Genome sequencing of parasites in clinical blood samples is an important step towards translation to public health applications, for example developing effective genetic markers to track the spread of antimalarial drug resistance and to monitor evolutionary changes in the parasite population7,8. There is a need to develop protocols, tools and resources and to enable researchers in malaria endemic countries to integrate parasite genome sequencing into clinical and epidemiological investigations, and to facilitate open-access sharing of large-scale population genomic data.

Methods Summary

Blood samples from malaria patients were collected with informed consent after approval by local ethics committees. Parasite DNA was extracted from blood samples after leukocyte depletion to minimize contamination with human DNA, or after short-term culture in vitro. Samples with less than 60% human DNA contamination were sequenced with an Illumina Genome Analyser. Sequence reads of length 37–76 base pairs were aligned to the 3D7 reference sequence3 using the bwa and samtools algorithms, and then with the more stringent SNP-o-matic algorithm that allowed for SNPs discovered in the first step. This gave 868,117 potential SNPs, including 74% (71,608/96,527) of SNPs previously identified in the PlasmoDB 5.5 database.
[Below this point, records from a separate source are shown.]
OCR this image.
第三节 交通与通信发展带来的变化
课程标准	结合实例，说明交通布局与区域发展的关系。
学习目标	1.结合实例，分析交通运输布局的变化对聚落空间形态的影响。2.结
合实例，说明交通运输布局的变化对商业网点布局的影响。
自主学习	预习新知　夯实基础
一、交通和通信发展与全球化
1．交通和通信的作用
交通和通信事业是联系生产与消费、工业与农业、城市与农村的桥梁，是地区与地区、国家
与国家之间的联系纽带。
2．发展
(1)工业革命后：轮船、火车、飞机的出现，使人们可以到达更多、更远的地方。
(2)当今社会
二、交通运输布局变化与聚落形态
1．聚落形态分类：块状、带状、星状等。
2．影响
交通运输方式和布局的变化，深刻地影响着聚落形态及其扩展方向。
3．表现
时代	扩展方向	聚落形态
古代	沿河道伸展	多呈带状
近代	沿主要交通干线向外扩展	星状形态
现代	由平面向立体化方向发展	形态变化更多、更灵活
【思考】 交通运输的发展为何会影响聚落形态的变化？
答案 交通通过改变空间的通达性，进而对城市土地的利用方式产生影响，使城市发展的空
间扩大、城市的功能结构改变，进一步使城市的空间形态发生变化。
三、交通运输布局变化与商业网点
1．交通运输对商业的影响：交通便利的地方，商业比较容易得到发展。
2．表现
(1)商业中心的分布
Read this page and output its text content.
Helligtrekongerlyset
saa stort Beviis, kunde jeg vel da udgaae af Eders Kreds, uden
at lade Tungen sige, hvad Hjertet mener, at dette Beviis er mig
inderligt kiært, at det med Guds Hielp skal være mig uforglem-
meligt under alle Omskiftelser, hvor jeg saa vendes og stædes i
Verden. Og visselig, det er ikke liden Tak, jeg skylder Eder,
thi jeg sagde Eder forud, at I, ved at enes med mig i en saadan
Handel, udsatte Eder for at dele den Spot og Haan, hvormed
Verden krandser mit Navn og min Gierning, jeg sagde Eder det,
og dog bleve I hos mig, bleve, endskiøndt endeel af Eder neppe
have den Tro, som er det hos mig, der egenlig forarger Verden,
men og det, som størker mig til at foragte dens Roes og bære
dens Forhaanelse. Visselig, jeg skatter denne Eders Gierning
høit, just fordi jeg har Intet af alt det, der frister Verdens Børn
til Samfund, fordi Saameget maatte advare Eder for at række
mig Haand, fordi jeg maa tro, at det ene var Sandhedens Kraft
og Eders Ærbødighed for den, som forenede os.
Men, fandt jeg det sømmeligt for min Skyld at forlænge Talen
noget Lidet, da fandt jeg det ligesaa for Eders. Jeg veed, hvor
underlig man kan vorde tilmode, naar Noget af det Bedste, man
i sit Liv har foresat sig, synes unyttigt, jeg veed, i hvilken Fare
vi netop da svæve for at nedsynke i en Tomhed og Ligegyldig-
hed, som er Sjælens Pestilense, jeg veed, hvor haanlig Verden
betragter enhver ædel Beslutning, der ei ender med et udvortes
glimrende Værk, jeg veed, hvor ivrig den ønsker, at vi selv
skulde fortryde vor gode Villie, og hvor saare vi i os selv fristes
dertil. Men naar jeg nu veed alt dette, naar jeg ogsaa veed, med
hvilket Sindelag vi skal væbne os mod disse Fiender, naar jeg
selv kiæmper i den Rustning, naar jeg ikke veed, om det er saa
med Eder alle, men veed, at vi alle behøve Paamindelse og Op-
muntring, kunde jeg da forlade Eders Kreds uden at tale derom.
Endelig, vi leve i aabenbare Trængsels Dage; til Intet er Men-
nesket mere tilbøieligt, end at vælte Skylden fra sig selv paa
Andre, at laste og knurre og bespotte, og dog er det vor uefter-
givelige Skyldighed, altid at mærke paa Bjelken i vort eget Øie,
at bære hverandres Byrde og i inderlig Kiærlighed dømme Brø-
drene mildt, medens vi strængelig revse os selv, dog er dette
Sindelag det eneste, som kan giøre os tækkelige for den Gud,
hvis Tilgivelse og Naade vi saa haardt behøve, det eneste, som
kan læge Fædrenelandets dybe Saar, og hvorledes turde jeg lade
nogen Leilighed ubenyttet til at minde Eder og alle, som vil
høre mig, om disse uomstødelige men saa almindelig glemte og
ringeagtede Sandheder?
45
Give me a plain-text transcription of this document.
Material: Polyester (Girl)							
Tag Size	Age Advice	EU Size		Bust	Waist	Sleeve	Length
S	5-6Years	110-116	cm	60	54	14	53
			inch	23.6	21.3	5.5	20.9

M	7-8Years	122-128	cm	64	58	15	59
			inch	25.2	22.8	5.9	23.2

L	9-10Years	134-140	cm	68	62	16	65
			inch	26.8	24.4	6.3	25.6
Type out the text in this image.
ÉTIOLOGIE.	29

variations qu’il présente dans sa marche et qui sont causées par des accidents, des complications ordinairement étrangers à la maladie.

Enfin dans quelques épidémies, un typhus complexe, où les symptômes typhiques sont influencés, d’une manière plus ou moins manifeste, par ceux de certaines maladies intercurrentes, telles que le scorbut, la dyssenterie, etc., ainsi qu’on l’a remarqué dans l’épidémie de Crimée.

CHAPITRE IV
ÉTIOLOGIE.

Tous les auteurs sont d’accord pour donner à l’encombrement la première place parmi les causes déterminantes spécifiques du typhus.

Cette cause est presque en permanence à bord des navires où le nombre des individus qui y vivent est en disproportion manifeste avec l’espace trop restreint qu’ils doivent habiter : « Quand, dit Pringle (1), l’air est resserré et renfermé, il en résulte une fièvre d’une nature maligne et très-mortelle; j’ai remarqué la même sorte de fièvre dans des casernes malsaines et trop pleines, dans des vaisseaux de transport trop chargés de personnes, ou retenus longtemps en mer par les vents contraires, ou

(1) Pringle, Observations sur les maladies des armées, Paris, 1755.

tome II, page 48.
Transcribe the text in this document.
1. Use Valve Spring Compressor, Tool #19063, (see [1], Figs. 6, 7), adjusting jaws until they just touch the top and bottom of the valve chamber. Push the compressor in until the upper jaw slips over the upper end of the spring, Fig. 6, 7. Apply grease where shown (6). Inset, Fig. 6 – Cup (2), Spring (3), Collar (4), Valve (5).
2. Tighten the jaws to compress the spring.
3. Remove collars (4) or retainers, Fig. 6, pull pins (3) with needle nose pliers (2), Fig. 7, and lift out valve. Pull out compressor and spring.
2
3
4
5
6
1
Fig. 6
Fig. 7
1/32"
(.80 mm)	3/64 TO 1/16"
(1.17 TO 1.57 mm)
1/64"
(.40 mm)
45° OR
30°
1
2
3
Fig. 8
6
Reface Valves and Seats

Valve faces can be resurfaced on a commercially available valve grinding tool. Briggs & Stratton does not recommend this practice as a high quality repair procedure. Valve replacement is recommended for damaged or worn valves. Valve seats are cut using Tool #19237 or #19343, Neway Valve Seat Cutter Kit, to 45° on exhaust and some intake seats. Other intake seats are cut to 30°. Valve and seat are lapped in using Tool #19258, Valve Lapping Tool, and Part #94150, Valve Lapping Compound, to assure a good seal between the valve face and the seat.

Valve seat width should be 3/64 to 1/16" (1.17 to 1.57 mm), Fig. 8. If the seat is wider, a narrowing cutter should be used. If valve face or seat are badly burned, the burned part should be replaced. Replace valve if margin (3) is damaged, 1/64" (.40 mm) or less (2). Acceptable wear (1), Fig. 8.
Various quality-control steps were applied. We discarded potential SNPs with insufficient evidence, those in non-coding regions, and those in coding regions with sequencing coverage outside the 15th centile and the 85th centile of read depth. To minimize alignment errors, we scored each position in the reference genome for its degree of uniqueness, and excluded positions that were liable to give false heterozygous genotypes. We analysed levels of heterozygosity across all samples, discarding positions where heterozygosity was inconsistent with population allele frequencies. Genotypes were determined at positions with at least five reads, resulting in a set of 86,158 biallelic SNPs that could be genotyped with low missingness in 227 samples.

Five methods were used to validate genotyping calls: Sequenom primer-extension mass spectrometry, PCR-based capillary sequencing, Illumina GoldenGate array, high-density NimbleGen microarray, and analysis of error rates in genotypes from P. falciparum genetic crosses. Allele frequencies were determined in four populations, deriving ancestral alleles from comparison with P. reichenowi sequences wherever possible. SNPs were classified in accordance with PlasmoDB 5.5 functional annotations. Principal-components analysis and phylogeny analysis were performed using R language libraries, and custom R and Java programs were used for other data analysis.